Wallace asintió sin levantar la mirada del puñal.

—Parece de oro...

—Es oro, Kerwin. No lo dudes —Verna dejó la bandeja sobre la mesa de noche. Sirvió las dos copas de champán—. Ya te comenté que la señora McRoots era muy generosa.

—Pero esto debe valer...

Kerwin Wallace, al posar su mirada en la muchacha, enmudeció.

Verna lucía una sucinta negligé. Muy corta. Transparente. Bajo la prenda destacaba el negro encaje del slip. Los senos aparecían desnudos. Turbadoramente marcados bajo la negligé.

—¿Champán, Kerwin?

Wallace iba de sorpresa en sorpresa.

—¿De... de dónde lo has sacado?

—Estaba en el cuarto de baño.
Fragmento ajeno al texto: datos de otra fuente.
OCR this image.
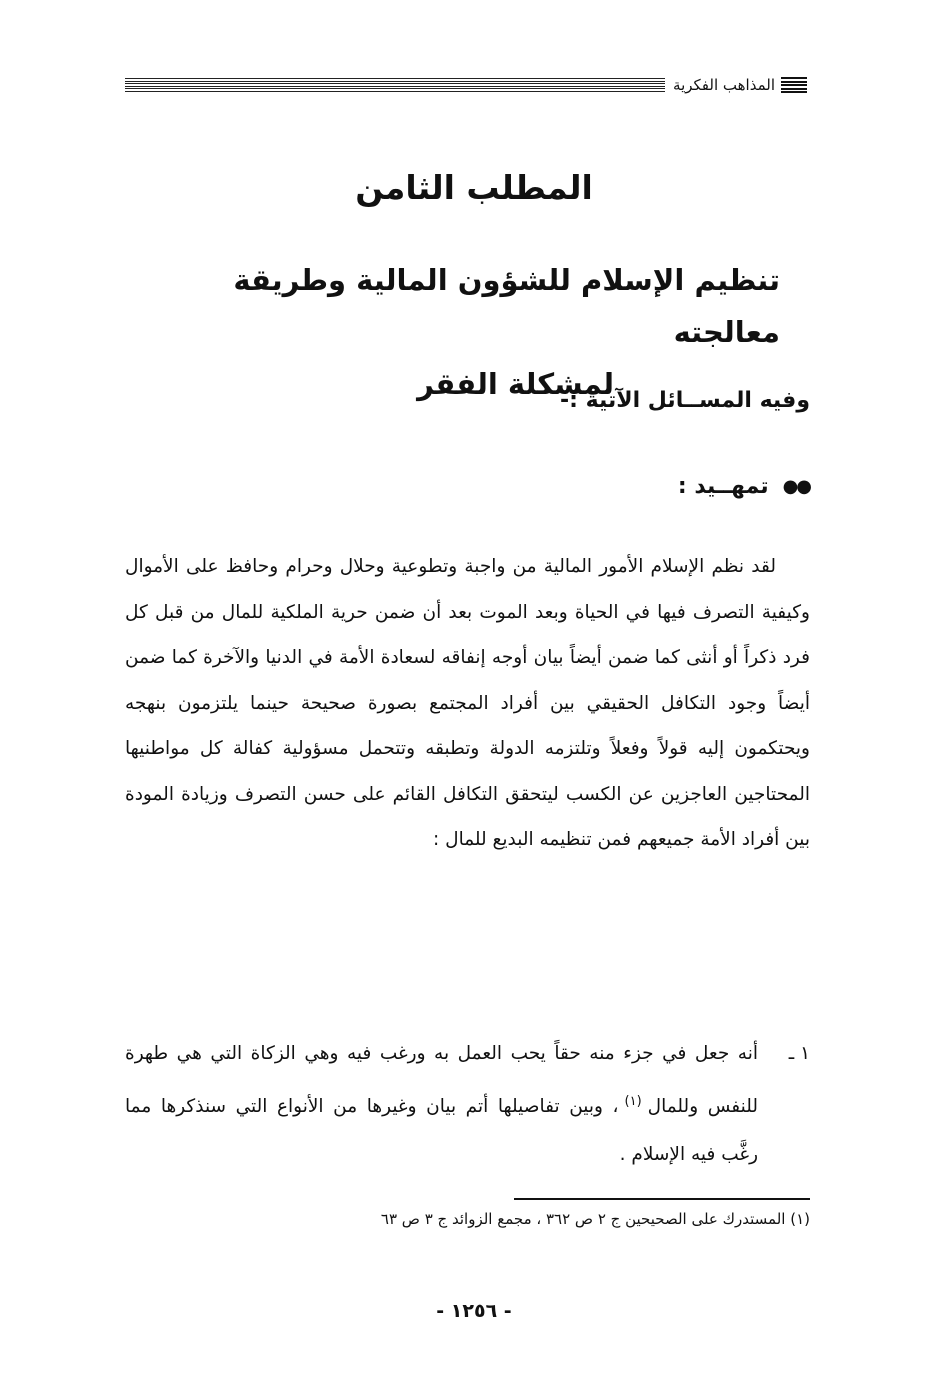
المذاهب الفكرية
المطلب الثامن
تنظيم الإسلام للشؤون المالية وطريقة معالجته
لمشكلة الفقر
وفيه المســائل الآتية :-
●●
تمهــيد :

لقد نظم الإسلام الأمور المالية من واجبة وتطوعية وحلال وحرام وحافظ على الأموال وكيفية التصرف فيها في الحياة وبعد الموت بعد أن ضمن حرية الملكية للمال من قبل كل فرد ذكراً أو أنثى كما ضمن أيضاً بيان أوجه إنفاقه لسعادة الأمة في الدنيا والآخرة كما ضمن أيضاً وجود التكافل الحقيقي بين أفراد المجتمع بصورة صحيحة حينما يلتزمون بنهجه ويحتكمون إليه قولاً وفعلاً وتلتزمه الدولة وتطبقه وتتحمل مسؤولية كفالة كل مواطنيها المحتاجين العاجزين عن الكسب ليتحقق التكافل القائم على حسن التصرف وزيادة المودة بين أفراد الأمة جميعهم فمن تنظيمه البديع للمال :

١ ـ
أنه جعل في جزء منه حقاً يحب العمل به ورغب فيه وهي الزكاة التي هي طهرة للنفس وللمال$^{(١)}$، وبين تفاصيلها أتم بيان وغيرها من الأنواع التي سنذكرها مما رغَّب فيه الإسلام .
(١) المستدرك على الصحيحين ج ٢ ص ٣٦٢ ، مجمع الزوائد ج ٣ ص ٦٣
- ١٢٥٦ -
En una nevera portátil. Está delicioso, Kerwin. Ya he saboreado una copa, pero tomaré otra contigo. ¡Por nosotros, amor!

Wallace vació su copa.

Sin apartar la mirada de la joven.

—¿Sabes una cosa, Verna? Tú eres lo más valioso de todo cuanto hay en este fabuloso castillo. Tu belleza lo eclipsa todo.
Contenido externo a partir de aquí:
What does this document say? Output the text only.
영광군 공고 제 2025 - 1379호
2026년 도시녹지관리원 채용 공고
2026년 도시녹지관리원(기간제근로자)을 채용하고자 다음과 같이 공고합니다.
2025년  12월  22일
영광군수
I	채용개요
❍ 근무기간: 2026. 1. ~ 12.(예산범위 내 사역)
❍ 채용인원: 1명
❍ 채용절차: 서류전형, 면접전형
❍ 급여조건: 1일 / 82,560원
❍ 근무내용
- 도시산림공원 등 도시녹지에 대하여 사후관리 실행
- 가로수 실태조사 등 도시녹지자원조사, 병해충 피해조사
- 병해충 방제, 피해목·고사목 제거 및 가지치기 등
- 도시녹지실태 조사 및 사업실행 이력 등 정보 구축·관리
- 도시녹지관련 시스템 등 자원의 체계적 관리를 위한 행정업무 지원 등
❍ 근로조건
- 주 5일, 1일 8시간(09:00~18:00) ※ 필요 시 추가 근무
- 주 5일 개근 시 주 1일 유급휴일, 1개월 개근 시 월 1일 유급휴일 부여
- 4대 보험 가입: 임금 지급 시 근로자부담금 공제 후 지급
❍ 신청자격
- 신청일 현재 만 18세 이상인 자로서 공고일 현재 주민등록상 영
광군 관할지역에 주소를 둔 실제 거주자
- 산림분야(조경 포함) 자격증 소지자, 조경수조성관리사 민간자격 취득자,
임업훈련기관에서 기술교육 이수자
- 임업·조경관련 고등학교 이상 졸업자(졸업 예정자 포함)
Kerwin Wallace dejó la copa para abarcar con sus brazos la cintura de la muchacha. La atrajo contra sí hundiendo su rostro en el vientre femenino. Percibió el calor de aquel cuerpo a través de la sedosa tela de la negligé.

Verna se dejó caer en el lecho.

Sobre el sedoso edredón.

Unieron sus labios.

En ardiente beso.

Las manos de Wallace se deslizaron por la espalda de su joven esposa hasta llegar a la pronunciada curva de las nalgas que aferró estrujándolas una y otra vez. Alzó la negligé. Su diestra se introdujo bajo el slip. La piel de Verna era aún más suave que el sedoso encaje.

Verna se removió inquieta.

Empujando las caderas contra Wallace.

Un leve movimiento ascendente situó los erectos senos al alcance de los labios de Wallace.

El intercambio de caricias se hizo más audaz y apremiante. —Verna, Verna...

Wallace llevó sus manos a los hombros de la muchacha con intención de separarse e invertir la posición.

—Un momento, Kerwin... Tengo un pequeño deseo...

—Dímelo... —jadeó Wallace, quemado por el aliento de la mujer.

Enfrentaron sus miradas.

Enfebrecidos.

—Es un capricho, Kerwin. Quiero sacarte el ojo.

Wallace parpadeó.

Estupefacto.

Reaccionó con cierta ira.

—¿Qué ocurre? ¿Nunca has visto un ojo de cristal?

—¿Ojo de cristal? —Sonrió Verna—. Oh, no... yo quiero sacarte el otro, Kerwin. El bueno.